Article 25 de la convention et article 1, paragraphe 1 du protocole. Poursuites et application de sanctions pénales efficaces. La commission prend note de l’adoption du nouveau Code pénal (loi du 29 février 2024) qui a élargi la définition de la traite à l’adoption illégale et au mariage forcé et a introduit un nouveau système de sanctions pénales applicable aux personnes physiques et aux personnes morales. À cet égard, la commission note que, dans leurs observations conjointes, la CSC, la CGSLB et la FGTB estiment que la définition de la traite pose problème dans la pratique en raison du seuil très élevé de l’interprétation judiciaire de l’infraction devant être atteint pour réussir à engager des poursuites, ce qui semble d’ailleurs constituer un obstacle à l’identification des victimes par les acteurs de première ligne. Les organisations syndicales considèrent qu’il faudrait pouvoir envisager des poursuites et une protection dans des cas d’exploitation économique caractérisée, qui ne seraient pas à strictement parler de la traite telle que définie par le Code pénal mais feraient subir au travailleur un préjudice grave. Dans sa réponse à ces observations, le gouvernement considère que la définition belge de la traite est l’une des plus larges existantes, dans la mesure où la contrainte ou l’abus d’autorité ne sont pas des éléments constitutifs de l’infraction mais des circonstances aggravantes.
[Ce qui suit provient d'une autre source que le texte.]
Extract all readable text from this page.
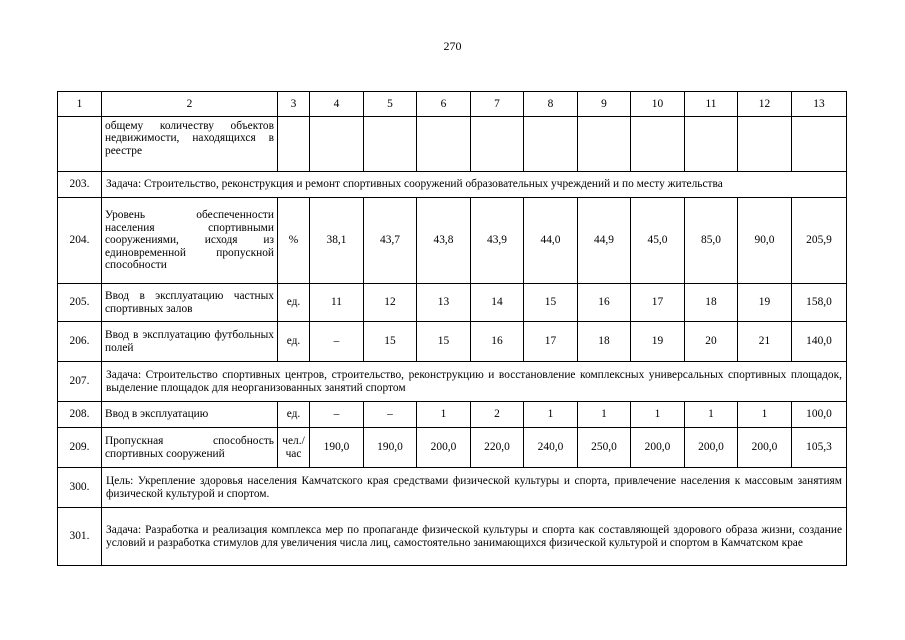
270
1	2	3	4	5	6	7	8	9	10	11	12	13
	общему количеству объектов недвижимости, находящихся в реестре											
203.	Задача: Строительство, реконструкция и ремонт спортивных сооружений образовательных учреждений и по месту жительства											
204.	Уровень обеспеченности населения спортивными сооружениями, исходя из единовременной пропускной способности	%	38,1	43,7	43,8	43,9	44,0	44,9	45,0	85,0	90,0	205,9
205.	Ввод в эксплуатацию частных спортивных залов	ед.	11	12	13	14	15	16	17	18	19	158,0
206.	Ввод в эксплуатацию футбольных полей	ед.	–	15	15	16	17	18	19	20	21	140,0
207.	Задача: Строительство спортивных центров, строительство, реконструкцию и восстановление комплексных универсальных спортивных площадок, выделение площадок для неорганизованных занятий спортом											
208.	Ввод в эксплуатацию	ед.	–	–	1	2	1	1	1	1	1	100,0
209.	Пропускная способность спортивных сооружений	чел./час	190,0	190,0	200,0	220,0	240,0	250,0	200,0	200,0	200,0	105,3
300.	Цель: Укрепление здоровья населения Камчатского края средствами физической культуры и спорта, привлечение населения к массовым занятиям физической культурой и спортом.											
301.	Задача: Разработка и реализация комплекса мер по пропаганде физической культуры и спорта как составляющей здорового образа жизни, создание условий и разработка стимулов для увеличения числа лиц, самостоятельно занимающихся физической культурой и спортом в Камчатском крае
Le gouvernement ajoute toutefois que, sur le terrain, les inspecteurs sociaux rencontrent des situations qui n’entrent pas dans le champ d’application de la traite mais qui sont sanctionnées par le Code pénal social, comme certaines situations de mise au travail dans des conditions particulièrement abusives, qui devraient être réprimées plus sévèrement.
Concernant la répression des cas de traite des personnes la commission note, d’après les données disponibles dans le rapport du Centre fédéral Migration (MYRIA) de 2024, que, en 2023, 363 infractions en matière de traite ont été détectées par les services de police (dont 156 liées à l’exploitation économique) et 355 affaires pénales liées à la traite (dont 102 liées à l’exploitation économique) ont été reçues par les parquets correctionnels. Les auditorats du travail ont reçu quant à eux 253 affaires pénales liées à la traite à des fins d’exploitation économique. En 2022, 123 condamnations définitives ont été prononcées pour des cas de traite des personnes, dont 107 peines d’emprisonnement (59 fermes et 48 avec sursis) et 111 peines d’amende (73 fermes et 38 avec sursis). La commission observe qu’un nombre important de ces condamnations sont assorties d’une peine d’emprisonnement avec sursis.
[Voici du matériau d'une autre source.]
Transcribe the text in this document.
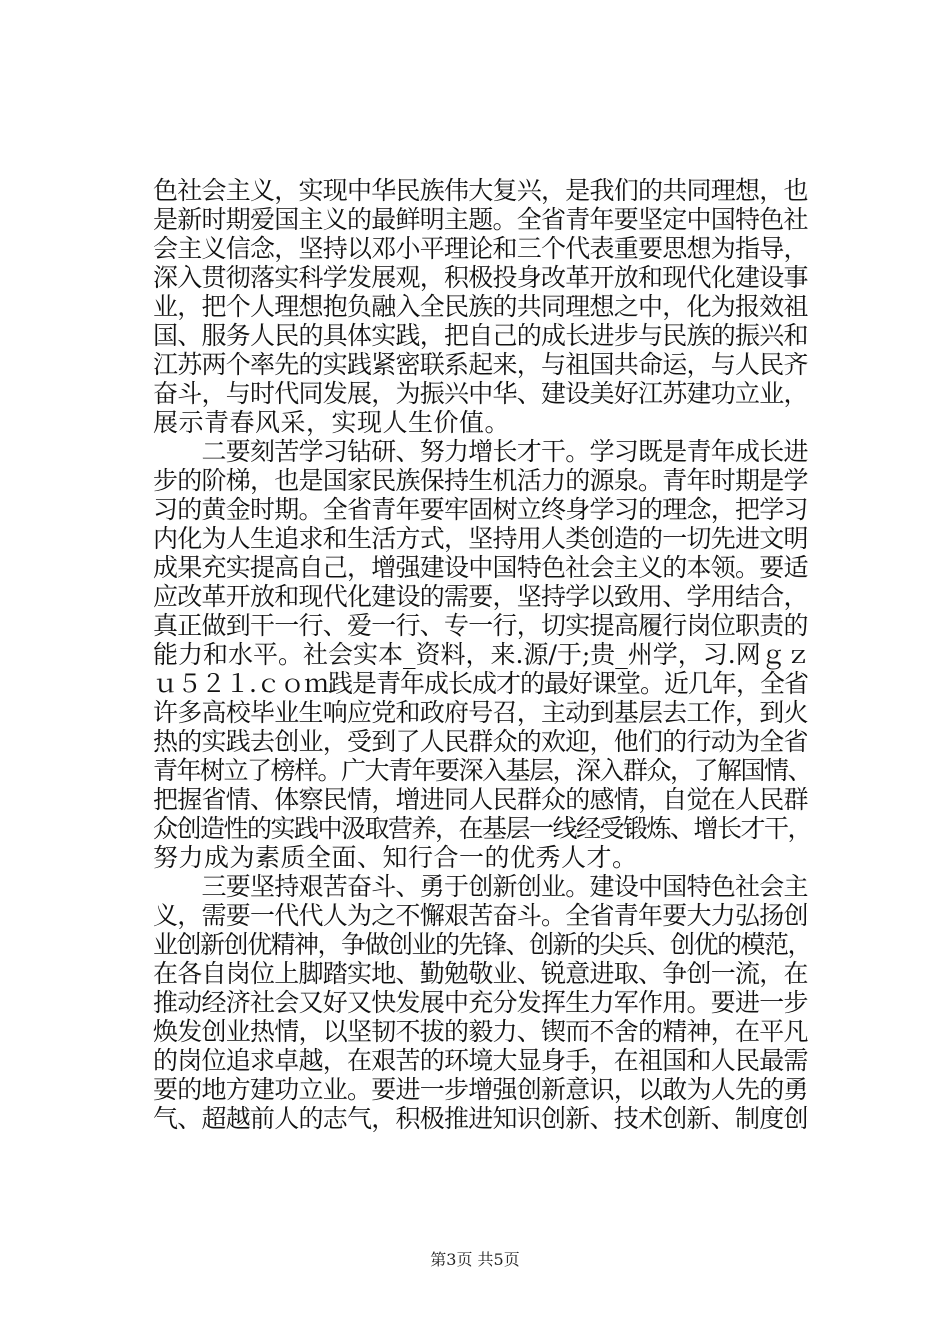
色社会主义，实现中华民族伟大复兴，是我们的共同理想，也
是新时期爱国主义的最鲜明主题。全省青年要坚定中国特色社
会主义信念，坚持以邓小平理论和三个代表重要思想为指导，
深入贯彻落实科学发展观，积极投身改革开放和现代化建设事
业，把个人理想抱负融入全民族的共同理想之中，化为报效祖
国、服务人民的具体实践，把自己的成长进步与民族的振兴和
江苏两个率先的实践紧密联系起来，与祖国共命运，与人民齐
奋斗，与时代同发展，为振兴中华、建设美好江苏建功立业，
展示青春风采，实现人生价值。
　　二要刻苦学习钻研、努力增长才干。学习既是青年成长进
步的阶梯，也是国家民族保持生机活力的源泉。青年时期是学
习的黄金时期。全省青年要牢固树立终身学习的理念，把学习
内化为人生追求和生活方式，坚持用人类创造的一切先进文明
成果充实提高自己，增强建设中国特色社会主义的本领。要适
应改革开放和现代化建设的需要，坚持学以致用、学用结合，
真正做到干一行、爱一行、专一行，切实提高履行岗位职责的
能力和水平。社会实本_资料，来.源/于;贵_州学，习.网ｇｚ
ｕ５２１.ｃｏｍ践是青年成长成才的最好课堂。近几年，全省
许多高校毕业生响应党和政府号召，主动到基层去工作，到火
热的实践去创业，受到了人民群众的欢迎，他们的行动为全省
青年树立了榜样。广大青年要深入基层，深入群众，了解国情、
把握省情、体察民情，增进同人民群众的感情，自觉在人民群
众创造性的实践中汲取营养，在基层一线经受锻炼、增长才干，
努力成为素质全面、知行合一的优秀人才。
　　三要坚持艰苦奋斗、勇于创新创业。建设中国特色社会主
义，需要一代代人为之不懈艰苦奋斗。全省青年要大力弘扬创
业创新创优精神，争做创业的先锋、创新的尖兵、创优的模范，
在各自岗位上脚踏实地、勤勉敬业、锐意进取、争创一流，在
推动经济社会又好又快发展中充分发挥生力军作用。要进一步
焕发创业热情，以坚韧不拔的毅力、锲而不舍的精神，在平凡
的岗位追求卓越，在艰苦的环境大显身手，在祖国和人民最需
要的地方建功立业。要进一步增强创新意识，以敢为人先的勇
气、超越前人的志气，积极推进知识创新、技术创新、制度创
第3页 共5页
La commission prie le gouvernement de fournir des informations sur: i) les mesures prises pour garantir que tous les cas de travail forcé, y compris de traite des personnes, font lobjet denquêtes et de poursuites adéquates, de sorte que des sanctions suffisamment dissuasives puissent être imposées aux auteurs, en particulier des peines d’emprisonnement ferme; ii) l’amélioration de la sanction des situations dexploitation économique caractérisée, qui n’entrent pas à strictement parler dans le champ d’application de la traite des personnes; et iii) les enquêtes et les poursuites initiées, et les condamnations et les sanctions imposées aux personnes physiques et aux personnes morales dans les cas d’exploitation économique et de traite des personnes, en vertu du Code pénal et du Code pénal social.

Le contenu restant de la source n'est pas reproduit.